The only (probably) good thing here is that one can at least try to apply Russian experience at circumventing the censorship, where it's currently way more severe, up to the point when entire companies have their workflows disrupted because remote workers can't connect through the VPN (which is blocked). Maybe that will help.

Andrew_nenakhov 2 hours ago | parent | next [-]

You see, the problem is that all exit points of our VPNs are in Europe. These too can be banned quite easily. Where to will we run next, given that this cancer tends to spread?

dryarzeg 2 hours ago | parent | next [-]

Change the protocols, I guess? Move to some kind of self-hosted or community-run infrastructure? Because to block all of that (EDIT: to block that reliably, I mean), you will have to block the entire EU network sector, and we're likely not in "V for Vendetta" or full-blown 1984 scenario for this to be possible.

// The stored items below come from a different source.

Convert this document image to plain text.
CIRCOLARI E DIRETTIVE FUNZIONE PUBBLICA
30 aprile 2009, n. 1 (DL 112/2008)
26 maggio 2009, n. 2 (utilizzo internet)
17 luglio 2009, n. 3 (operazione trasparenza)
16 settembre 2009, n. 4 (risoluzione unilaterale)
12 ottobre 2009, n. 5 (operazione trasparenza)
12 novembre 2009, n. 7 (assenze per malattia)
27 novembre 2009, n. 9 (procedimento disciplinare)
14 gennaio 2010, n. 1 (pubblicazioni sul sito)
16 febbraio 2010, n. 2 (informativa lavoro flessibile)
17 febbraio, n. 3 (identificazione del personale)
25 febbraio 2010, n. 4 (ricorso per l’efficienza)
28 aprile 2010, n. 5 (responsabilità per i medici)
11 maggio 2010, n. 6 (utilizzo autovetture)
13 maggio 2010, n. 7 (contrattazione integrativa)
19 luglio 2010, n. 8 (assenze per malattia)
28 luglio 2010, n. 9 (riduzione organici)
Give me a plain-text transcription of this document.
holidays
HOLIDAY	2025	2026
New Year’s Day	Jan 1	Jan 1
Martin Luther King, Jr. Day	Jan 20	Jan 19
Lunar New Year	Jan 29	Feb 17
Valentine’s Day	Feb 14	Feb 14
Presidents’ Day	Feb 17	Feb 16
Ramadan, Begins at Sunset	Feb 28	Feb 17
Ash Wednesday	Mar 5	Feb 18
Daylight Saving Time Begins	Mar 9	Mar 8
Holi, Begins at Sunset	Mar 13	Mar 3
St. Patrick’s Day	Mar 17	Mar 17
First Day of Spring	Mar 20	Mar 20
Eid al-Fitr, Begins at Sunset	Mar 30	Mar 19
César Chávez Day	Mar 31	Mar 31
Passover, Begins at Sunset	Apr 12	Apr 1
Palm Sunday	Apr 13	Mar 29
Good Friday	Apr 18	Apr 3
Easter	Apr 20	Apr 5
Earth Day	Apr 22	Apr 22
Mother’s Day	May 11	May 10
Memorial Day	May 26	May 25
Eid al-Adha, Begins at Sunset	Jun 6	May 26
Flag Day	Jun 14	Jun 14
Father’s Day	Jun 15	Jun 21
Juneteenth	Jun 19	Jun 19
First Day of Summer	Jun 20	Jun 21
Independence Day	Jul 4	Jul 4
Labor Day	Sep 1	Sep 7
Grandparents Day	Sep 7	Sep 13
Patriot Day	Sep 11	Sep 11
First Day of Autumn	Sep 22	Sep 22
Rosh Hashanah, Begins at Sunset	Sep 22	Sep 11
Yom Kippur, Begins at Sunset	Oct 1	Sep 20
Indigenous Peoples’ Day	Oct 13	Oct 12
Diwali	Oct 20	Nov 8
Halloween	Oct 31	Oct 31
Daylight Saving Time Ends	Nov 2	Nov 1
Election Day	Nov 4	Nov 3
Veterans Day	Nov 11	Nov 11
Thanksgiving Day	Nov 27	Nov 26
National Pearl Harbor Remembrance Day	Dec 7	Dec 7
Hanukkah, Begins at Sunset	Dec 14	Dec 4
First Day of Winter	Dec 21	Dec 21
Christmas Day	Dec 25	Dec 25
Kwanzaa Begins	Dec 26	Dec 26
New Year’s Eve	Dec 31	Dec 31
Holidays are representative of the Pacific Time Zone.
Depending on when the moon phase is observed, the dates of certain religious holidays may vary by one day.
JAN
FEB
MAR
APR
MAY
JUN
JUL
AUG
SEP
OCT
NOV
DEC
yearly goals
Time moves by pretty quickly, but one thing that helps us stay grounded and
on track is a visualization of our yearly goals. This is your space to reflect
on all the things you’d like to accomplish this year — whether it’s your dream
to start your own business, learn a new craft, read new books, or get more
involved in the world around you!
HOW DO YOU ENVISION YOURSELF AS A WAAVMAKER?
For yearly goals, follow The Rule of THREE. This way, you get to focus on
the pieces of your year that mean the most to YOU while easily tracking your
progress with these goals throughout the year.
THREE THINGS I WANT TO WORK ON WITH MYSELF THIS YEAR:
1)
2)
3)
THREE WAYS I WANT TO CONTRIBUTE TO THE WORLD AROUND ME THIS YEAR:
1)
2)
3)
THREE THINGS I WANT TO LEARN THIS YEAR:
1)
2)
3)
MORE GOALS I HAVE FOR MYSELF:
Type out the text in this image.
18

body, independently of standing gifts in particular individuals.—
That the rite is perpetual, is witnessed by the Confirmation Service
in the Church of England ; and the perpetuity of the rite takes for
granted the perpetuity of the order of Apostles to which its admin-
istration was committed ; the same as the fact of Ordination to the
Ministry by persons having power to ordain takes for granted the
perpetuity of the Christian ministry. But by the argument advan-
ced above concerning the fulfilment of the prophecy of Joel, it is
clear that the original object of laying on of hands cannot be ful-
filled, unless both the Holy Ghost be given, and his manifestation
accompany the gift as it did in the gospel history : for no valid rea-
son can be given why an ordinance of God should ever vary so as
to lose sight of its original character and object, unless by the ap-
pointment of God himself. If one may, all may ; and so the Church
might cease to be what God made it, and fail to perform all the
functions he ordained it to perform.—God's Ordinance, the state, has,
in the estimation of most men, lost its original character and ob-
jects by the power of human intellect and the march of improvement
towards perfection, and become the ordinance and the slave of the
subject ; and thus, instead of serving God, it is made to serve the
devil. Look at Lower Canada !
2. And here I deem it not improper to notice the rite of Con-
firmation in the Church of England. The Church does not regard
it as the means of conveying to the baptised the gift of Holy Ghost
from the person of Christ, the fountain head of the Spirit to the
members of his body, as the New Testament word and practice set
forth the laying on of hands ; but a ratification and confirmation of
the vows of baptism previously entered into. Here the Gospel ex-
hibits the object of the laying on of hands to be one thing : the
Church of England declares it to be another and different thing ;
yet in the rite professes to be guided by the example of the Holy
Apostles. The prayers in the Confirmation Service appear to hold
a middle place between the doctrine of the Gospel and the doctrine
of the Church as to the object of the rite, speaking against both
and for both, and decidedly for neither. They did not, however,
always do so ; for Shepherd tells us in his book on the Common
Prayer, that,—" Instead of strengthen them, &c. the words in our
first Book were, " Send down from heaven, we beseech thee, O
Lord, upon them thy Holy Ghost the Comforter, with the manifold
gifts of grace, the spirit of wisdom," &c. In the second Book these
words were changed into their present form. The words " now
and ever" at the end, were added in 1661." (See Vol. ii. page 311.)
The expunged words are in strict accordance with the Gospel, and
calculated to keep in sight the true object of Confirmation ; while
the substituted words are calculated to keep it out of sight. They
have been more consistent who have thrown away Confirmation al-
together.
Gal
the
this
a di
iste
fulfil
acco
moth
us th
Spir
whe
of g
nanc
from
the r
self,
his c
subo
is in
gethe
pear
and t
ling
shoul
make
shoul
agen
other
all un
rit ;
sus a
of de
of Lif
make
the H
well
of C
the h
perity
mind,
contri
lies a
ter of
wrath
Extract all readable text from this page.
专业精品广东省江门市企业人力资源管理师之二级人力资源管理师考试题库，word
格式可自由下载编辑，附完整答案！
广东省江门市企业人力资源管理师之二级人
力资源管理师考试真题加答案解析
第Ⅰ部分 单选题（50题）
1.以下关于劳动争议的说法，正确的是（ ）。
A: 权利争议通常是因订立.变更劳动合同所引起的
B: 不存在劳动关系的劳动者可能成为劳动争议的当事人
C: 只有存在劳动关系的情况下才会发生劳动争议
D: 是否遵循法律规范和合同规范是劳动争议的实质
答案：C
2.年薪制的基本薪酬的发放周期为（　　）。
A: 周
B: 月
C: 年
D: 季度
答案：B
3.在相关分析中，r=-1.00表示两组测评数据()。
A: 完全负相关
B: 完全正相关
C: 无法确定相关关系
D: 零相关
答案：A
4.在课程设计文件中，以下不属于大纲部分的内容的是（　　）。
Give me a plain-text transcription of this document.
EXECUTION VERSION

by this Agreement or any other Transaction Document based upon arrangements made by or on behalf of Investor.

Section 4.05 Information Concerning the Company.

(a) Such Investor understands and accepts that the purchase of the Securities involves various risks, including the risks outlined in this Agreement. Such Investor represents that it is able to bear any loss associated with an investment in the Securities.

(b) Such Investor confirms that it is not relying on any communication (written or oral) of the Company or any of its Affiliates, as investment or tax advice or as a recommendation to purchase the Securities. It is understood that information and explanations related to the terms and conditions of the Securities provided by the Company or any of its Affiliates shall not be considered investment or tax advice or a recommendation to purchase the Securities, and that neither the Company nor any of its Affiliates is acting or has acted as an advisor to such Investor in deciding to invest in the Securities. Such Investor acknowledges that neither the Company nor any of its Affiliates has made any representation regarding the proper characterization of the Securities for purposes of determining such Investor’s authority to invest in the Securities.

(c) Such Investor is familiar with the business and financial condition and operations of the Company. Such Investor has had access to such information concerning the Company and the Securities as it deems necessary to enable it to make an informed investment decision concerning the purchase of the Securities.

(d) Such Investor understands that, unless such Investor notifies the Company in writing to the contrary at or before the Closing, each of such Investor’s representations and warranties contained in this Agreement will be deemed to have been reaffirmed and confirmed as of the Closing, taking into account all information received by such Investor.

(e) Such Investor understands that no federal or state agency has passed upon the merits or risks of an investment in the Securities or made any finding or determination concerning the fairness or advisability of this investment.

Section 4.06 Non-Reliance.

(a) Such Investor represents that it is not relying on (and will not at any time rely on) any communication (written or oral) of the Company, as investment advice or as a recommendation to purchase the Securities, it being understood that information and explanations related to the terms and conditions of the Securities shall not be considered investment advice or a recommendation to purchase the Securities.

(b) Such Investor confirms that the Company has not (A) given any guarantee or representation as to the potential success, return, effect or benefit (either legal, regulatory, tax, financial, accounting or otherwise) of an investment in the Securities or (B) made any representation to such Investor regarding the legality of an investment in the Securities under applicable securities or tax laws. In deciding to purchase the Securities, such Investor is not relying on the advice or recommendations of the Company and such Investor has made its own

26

malfist 2 hours ago | parent [-]

Literally, tor.

dryarzeg 2 hours ago | parent [-]

Which will get blocked and go down, like, in no time. That's literally what happened in Russia - Tor is mostly unusable, you can't even bootstrap properly without some "tricks", so to speak.

CamperBob2 2 hours ago | parent | prev [-]

Run to the Kremlin, with torches in your hands.

Andrew_nenakhov an hour ago | parent [-]

Yeah right, that worked out for Iranians quite well all these times.

subscribed 2 hours ago | parent | prev [-]

You seriously think the government has a clear, honest reasons, as stated?

Companies will be exempt (with remote employees having to identify linking their IP and computer's fingerprint with their real identity), and the next step, after using the law to silencing dissent, will be penalisation.